The hard-to-find Old Synagogue is now a museum

The old Jewish synagogue in Istanbul is actually located in the “new city” but is very difficult to find.  Apparently because of bomb threats in recent years, there were no signs.  And local people couldn’t seem to direct Rick and Wendy to it. There was only one small sign of the Zulfardis Synagogue above its door. The sanctuary, the holy ark with centuries-old torahs, and seating layout were all old-fashioned.  The history of the Jews in Turkey was outlined through many photos and descriptions.  Starting almost 800 years ago, the then-current Ottoman Emperor encouraged Jews to immigrate to Turkey and Greece to escape the Spanish persecution and eventually Inquisitions. In about 1987, the synagogue was converted to a museum  after the last wedding was performed.

Unusual small but gorgeous mosques

The most famous Ottoman Sultan is Suleiman the Magnificent whose vision influenced architecture and art for centuries.  His key architect was Sinan who during his 60-year career built almost 100 structures for Suleiman, such as Sulimanye Mosque, Sulieman’s Tomb and the tomb of Hurrem, Suleiman’s #1 wife. She supposedly was the model for Scheherazade in the Tale of Arabian Nights.

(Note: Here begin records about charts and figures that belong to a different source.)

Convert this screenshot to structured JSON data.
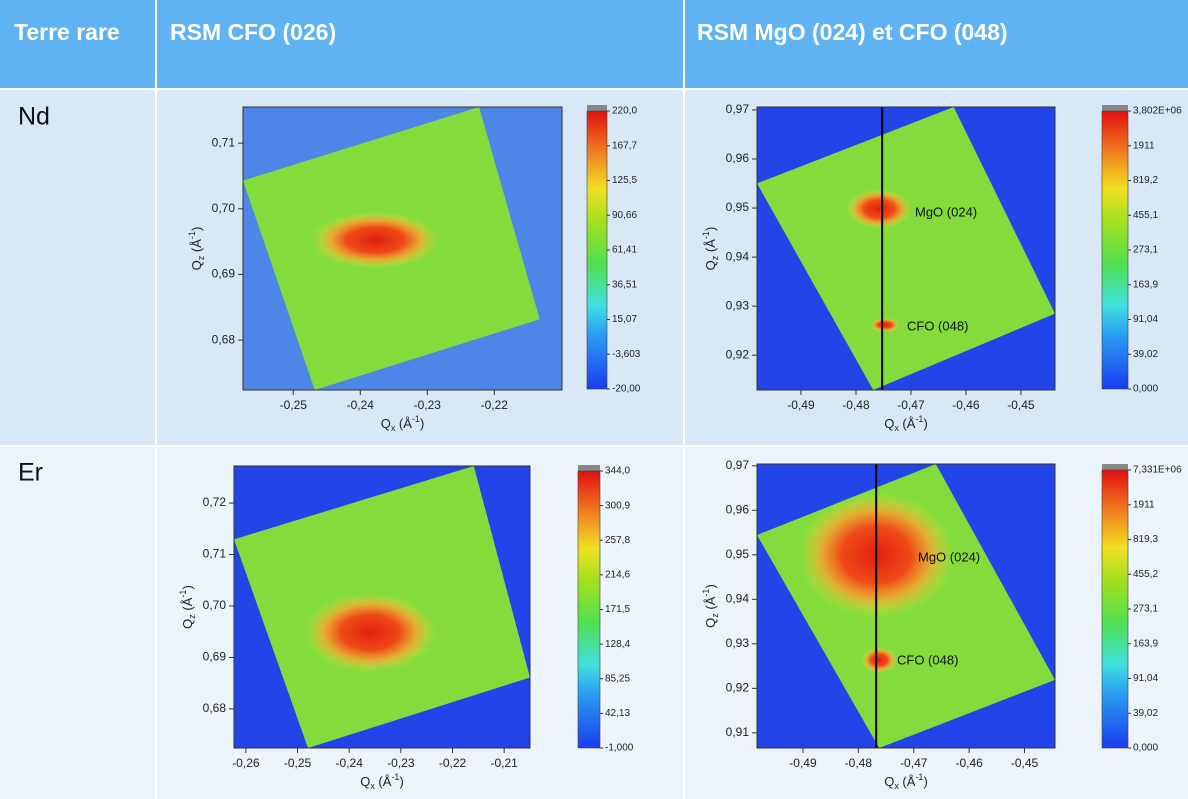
{
  "header": [
    "Terre rare",
    "RSM CFO (026)",
    "RSM MgO (024) et CFO (048)"
  ],
  "rows": [
    {
      "label": "Nd",
      "plots": [
        {
          "xlabel": [
            "Q",
            "x",
            " (Å",
            "-1",
            ")"
          ],
          "ylabel": [
            "Q",
            "z",
            " (Å",
            "-1",
            ")"
          ],
          "xlim": [
            -0.2575,
            -0.2099
          ],
          "ylim": [
            0.6724,
            0.7155
          ],
          "xticks": [
            {
              "value": -0.25,
              "label": "-0,25"
            },
            {
              "value": -0.24,
              "label": "-0,24"
            },
            {
              "value": -0.23,
              "label": "-0,23"
            },
            {
              "value": -0.22,
              "label": "-0,22"
            }
          ],
          "yticks": [
            {
              "value": 0.71,
              "label": "0,71"
            },
            {
              "value": 0.7,
              "label": "0,70"
            },
            {
              "value": 0.69,
              "label": "0,69"
            },
            {
              "value": 0.68,
              "label": "0,68"
            }
          ],
          "colorbar": [
            "220,0",
            "167,7",
            "125,5",
            "90,66",
            "61,41",
            "36,51",
            "15,07",
            "-3,603",
            "-20,00"
          ],
          "annotations": []
        },
        {
          "xlabel": [
            "Q",
            "x",
            " (Å",
            "-1",
            ")"
          ],
          "ylabel": [
            "Q",
            "z",
            " (Å",
            "-1",
            ")"
          ],
          "xlim": [
            -0.498,
            -0.4438
          ],
          "ylim": [
            0.9129,
            0.9706
          ],
          "xticks": [
            {
              "value": -0.49,
              "label": "-0,49"
            },
            {
              "value": -0.48,
              "label": "-0,48"
            },
            {
              "value": -0.47,
              "label": "-0,47"
            },
            {
              "value": -0.46,
              "label": "-0,46"
            },
            {
              "value": -0.45,
              "label": "-0,45"
            }
          ],
          "yticks": [
            {
              "value": 0.97,
              "label": "0,97"
            },
            {
              "value": 0.96,
              "label": "0,96"
            },
            {
              "value": 0.95,
              "label": "0,95"
            },
            {
              "value": 0.94,
              "label": "0,94"
            },
            {
              "value": 0.93,
              "label": "0,93"
            },
            {
              "value": 0.92,
              "label": "0,92"
            }
          ],
          "colorbar": [
            "3,802E+06",
            "1911",
            "819,2",
            "455,1",
            "273,1",
            "163,9",
            "91,04",
            "39,02",
            "0,000"
          ],
          "annotations": [
            "MgO (024)",
            "CFO (048)"
          ]
        }
      ]
    },
    {
      "label": "Er",
      "plots": [
        {
          "xlabel": [
            "Q",
            "x",
            " (Å",
            "-1",
            ")"
          ],
          "ylabel": [
            "Q",
            "z",
            " (Å",
            "-1",
            ")"
          ],
          "xlim": [
            -0.2623,
            -0.205
          ],
          "ylim": [
            0.6724,
            0.7272
          ],
          "xticks": [
            {
              "value": -0.26,
              "label": "-0,26"
            },
            {
              "value": -0.25,
              "label": "-0,25"
            },
            {
              "value": -0.24,
              "label": "-0,24"
            },
            {
              "value": -0.23,
              "label": "-0,23"
            },
            {
              "value": -0.22,
              "label": "-0,22"
            },
            {
              "value": -0.21,
              "label": "-0,21"
            }
          ],
          "yticks": [
            {
              "value": 0.72,
              "label": "0,72"
            },
            {
              "value": 0.71,
              "label": "0,71"
            },
            {
              "value": 0.7,
              "label": "0,70"
            },
            {
              "value": 0.69,
              "label": "0,69"
            },
            {
              "value": 0.68,
              "label": "0,68"
            }
          ],
          "colorbar": [
            "344,0",
            "300,9",
            "257,8",
            "214,6",
            "171,5",
            "128,4",
            "85,25",
            "42,13",
            "-1,000"
          ],
          "annotations": []
        },
        {
          "xlabel": [
            "Q",
            "x",
            " (Å",
            "-1",
            ")"
          ],
          "ylabel": [
            "Q",
            "z",
            " (Å",
            "-1",
            ")"
          ],
          "xlim": [
            -0.4983,
            -0.4445
          ],
          "ylim": [
            0.9066,
            0.9704
          ],
          "xticks": [
            {
              "value": -0.49,
              "label": "-0,49"
            },
            {
              "value": -0.48,
              "label": "-0,48"
            },
            {
              "value": -0.47,
              "label": "-0,47"
            },
            {
              "value": -0.46,
              "label": "-0,46"
            },
            {
              "value": -0.45,
              "label": "-0,45"
            }
          ],
          "yticks": [
            {
              "value": 0.97,
              "label": "0,97"
            },
            {
              "value": 0.96,
              "label": "0,96"
            },
            {
              "value": 0.95,
              "label": "0,95"
            },
            {
              "value": 0.94,
              "label": "0,94"
            },
            {
              "value": 0.93,
              "label": "0,93"
            },
            {
              "value": 0.92,
              "label": "0,92"
            },
            {
              "value": 0.91,
              "label": "0,91"
            }
          ],
          "colorbar": [
            "7,331E+06",
            "1911",
            "819,3",
            "455,2",
            "273,1",
            "163,9",
            "91,04",
            "39,02",
            "0,000"
          ],
          "annotations": [
            "MgO (024)",
            "CFO (048)"
          ]
        }
      ]
    }
  ]
}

Wendy’s favorite mosque was the Rustem Pasha, built for a Grand Vizier and his wife who was the sultan’s daughter.  It is small but the inside walls are decorated with the most amazing blue-patterned Iznik tiles.  When they first arrived, Rick and Wendy were two of less than ten people, all sitting quietly enjoying the peace and harmony.  Within 15 minutes a large group arrived, which quickly dissipated these feelings so they left to walk back up the hill to the Armada hotel. But those 15 minutes of hushed peace in the beautifully tiled mosque remained with Wendy for many days, whenever she closed her eyes.